Ken’s mouthwatering Japanese recipes for you to try at home

April 2020

This teriyaki salmon with cucumber salad is really easy to make, and will quickly become a firm family favourite.

Our co-founder, Ken Yamada, has opened up his recipe book and is sharing a few of his favourite dishes with us.

“Everyone says this, but a lot of my recipes are taught by or influenced by my grandmother and my mother. When I was little I loved hanging out with them as we all lived together; and especially at dinner time we’d all cook together, and they used to give me a running commentary whilst preparing all the dishes.

What I love about Japanese home cooking is that there’ll be many plates of ippinryouri – you’d have some sashimi, seasonal pickles, ohitashi (a simple dish of seasonal greens quickly blanched topped with bonito flakes with a splash of soy sauce), maybe a meat dish like ginger pork.
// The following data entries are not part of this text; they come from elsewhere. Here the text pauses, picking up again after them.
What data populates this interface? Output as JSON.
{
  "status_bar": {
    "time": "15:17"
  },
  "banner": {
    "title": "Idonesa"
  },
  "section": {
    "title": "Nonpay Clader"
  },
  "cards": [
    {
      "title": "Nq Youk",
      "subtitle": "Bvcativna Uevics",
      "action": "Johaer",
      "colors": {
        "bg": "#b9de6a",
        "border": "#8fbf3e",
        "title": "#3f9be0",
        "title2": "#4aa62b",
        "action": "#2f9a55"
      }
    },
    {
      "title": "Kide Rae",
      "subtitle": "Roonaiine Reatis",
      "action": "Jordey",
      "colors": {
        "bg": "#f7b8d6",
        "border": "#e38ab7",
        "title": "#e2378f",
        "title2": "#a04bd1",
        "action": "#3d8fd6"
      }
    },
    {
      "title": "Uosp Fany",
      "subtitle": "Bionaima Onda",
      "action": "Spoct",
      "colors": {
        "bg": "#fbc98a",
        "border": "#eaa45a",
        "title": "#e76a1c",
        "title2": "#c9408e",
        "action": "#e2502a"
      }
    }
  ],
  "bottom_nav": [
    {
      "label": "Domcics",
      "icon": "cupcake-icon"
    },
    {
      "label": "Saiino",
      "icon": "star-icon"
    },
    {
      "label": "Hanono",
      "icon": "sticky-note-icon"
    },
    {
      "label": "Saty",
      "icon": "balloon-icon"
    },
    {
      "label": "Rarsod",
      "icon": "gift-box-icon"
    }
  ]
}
The table would usually be full and we’d all sit around and share these plates”.


Scottish farmed salmon: 2x 150g
Teriyaki sauce: 50ml
Rapeseed oil: 1tsp
Cucumber: ½
Sea salt: 2g
Goma sauce: 20ml

Goma dressing ingredients:

White neri goma or tahini: 100g
White sesame toasted: 50g
Soy sauce: 100ml
Sugar: 50g
Mirin: 50g


Let’s start with the goma sauce. If you can’t find neri goma, tahini is perfectly fine for this recipe. If the white sesame seeds aren’t toasted, toast in a dry frying pan until golden colour and the room smells of fabulous roasted sesame.

Put the toasted sesame seeds in a fine blitzer until most seeds have been ground into fine powder, but you still want to see some seeds intact.
Add the rest of the ingredients and mix well until sugar is all dissolved.

Make sure the salmon’s scale has been removed before being cut into steaks.
Heat a frying pan and wipe on the rapeseed oil and put the fish on, skin side down.

Put a lid and leave for 3 mins. Carefully lift the fish with the skin intact, but hopefully beautifully crisp. Turn over and pour the teriyaki sauce. Coat the fish with the sauce as it bubbles and thickens.

When the consistency is perfect, plate the fish with the skin side up, and spoon the remaining teriyaki sauce over. The salmon should be just pink inside. The reason why I prefer farmed salmon for teriyaki is because it’s fattier than most wild salmon being caught which for me works better. Although for curing, wild salmon all the way!

Cut cumumbers in to 6/7cm lengths then into 8mm battons. Put them into a bowl and sprinkle the sea salt. Toss and leave for 5 mins until the salt start to draw out some moisture. Lightly squeeze the cucumbers to drain off the salty water, then toss them with the goma sauce in a bowl and serve along side the salmon.